Soutenue et conseillée par plusieurs organismes et associations*, Sailowtech cherche également des fonds. C’est pourquoi une campagne de financement participatif a été ouverte, que l’on peut soutenir en visitant le site de l’association: https://sailowtech.ch/. On y trouve également de nombreuses informations sur les différents pans du projet, la science océanique, le bateau, l’équipe. L’occasion de voyager un peu en avance avec elle…
*Soutiens: EPFL, Ocean Trotter, Plankton planet, LUC voile, Escale formation technique (EFT), GenoRobotics.We Explore, Low Tech Lab, Under The Pole, Plastic Odyssey, Sail The world, Fondation Tara Océan, Astrolabe Expeditions, Reseacle, TriMousse, Ré'Alizés, Fondation Pacifique.
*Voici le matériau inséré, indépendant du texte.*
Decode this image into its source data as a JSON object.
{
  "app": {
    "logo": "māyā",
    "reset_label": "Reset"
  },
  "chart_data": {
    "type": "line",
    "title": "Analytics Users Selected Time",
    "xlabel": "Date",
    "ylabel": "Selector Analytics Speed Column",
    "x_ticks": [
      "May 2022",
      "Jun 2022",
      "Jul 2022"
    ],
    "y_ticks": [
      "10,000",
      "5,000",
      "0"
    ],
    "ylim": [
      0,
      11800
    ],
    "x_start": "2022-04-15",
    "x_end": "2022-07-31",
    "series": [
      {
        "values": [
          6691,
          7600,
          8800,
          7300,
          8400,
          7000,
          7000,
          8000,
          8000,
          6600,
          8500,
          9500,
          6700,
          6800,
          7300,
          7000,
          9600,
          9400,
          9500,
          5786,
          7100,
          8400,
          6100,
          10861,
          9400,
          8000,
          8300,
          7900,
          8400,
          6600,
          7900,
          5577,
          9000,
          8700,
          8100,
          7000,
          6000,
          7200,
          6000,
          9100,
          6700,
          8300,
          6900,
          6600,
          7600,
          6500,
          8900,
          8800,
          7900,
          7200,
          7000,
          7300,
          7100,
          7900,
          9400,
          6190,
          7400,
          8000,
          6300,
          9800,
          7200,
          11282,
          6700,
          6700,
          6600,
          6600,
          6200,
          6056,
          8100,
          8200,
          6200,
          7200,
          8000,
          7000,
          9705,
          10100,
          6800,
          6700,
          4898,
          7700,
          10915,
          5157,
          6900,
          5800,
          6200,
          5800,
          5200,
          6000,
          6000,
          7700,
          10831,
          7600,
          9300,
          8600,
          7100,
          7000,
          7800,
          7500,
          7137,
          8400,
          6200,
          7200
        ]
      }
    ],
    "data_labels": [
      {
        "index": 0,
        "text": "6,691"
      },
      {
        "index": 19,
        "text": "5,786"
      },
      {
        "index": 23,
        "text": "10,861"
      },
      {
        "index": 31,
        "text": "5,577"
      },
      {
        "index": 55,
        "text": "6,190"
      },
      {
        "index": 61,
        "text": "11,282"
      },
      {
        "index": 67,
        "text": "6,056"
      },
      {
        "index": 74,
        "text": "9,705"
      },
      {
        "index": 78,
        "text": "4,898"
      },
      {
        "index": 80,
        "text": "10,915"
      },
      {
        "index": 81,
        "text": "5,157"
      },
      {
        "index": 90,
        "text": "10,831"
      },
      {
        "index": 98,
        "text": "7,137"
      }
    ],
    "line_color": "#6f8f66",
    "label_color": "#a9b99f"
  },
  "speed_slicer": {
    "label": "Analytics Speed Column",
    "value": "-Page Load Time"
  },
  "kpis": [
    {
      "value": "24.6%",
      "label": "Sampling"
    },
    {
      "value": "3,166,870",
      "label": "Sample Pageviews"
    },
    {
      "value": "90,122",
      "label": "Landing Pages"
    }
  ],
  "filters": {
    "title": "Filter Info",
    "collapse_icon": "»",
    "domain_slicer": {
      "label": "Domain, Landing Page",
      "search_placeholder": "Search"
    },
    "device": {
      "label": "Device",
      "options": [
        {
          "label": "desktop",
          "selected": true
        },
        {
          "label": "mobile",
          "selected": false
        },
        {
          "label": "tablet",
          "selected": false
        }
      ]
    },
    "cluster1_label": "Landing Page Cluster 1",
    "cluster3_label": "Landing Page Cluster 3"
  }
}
Infos et contact: [email protected]
L’initiative pédagogique MAKE:
La partie du projet Sailowtech consacrée à la contribution à la recherche océanique et la réalisation de technologies plus respectueuses de l’environnement est l’un des projets interdisciplinaires soutenus par l'EPFL dans le cadre de l'initiative pédagogique MAKE.
Son objectif est de fournir aux étudiantes et étudiants les ressources nécessaires à la mise en œuvre de projets interdisciplinaires, menés individuellement ou en équipe. Cette immersion très pratique et concrète permet de renforcer les apprentissages, de développer des savoir-faire, de gagner en autonomie, d’apprendre à collaborer et à communiquer, d’acquérir des compétences transversales et en gestion de projet, tout en mobilisant et en appliquant les connaissances acquises au travers de leur cursus.
Autant d’ingrédients indispensables, tant pour leur réussite académique que pour leur entrée dans la vie professionnelle.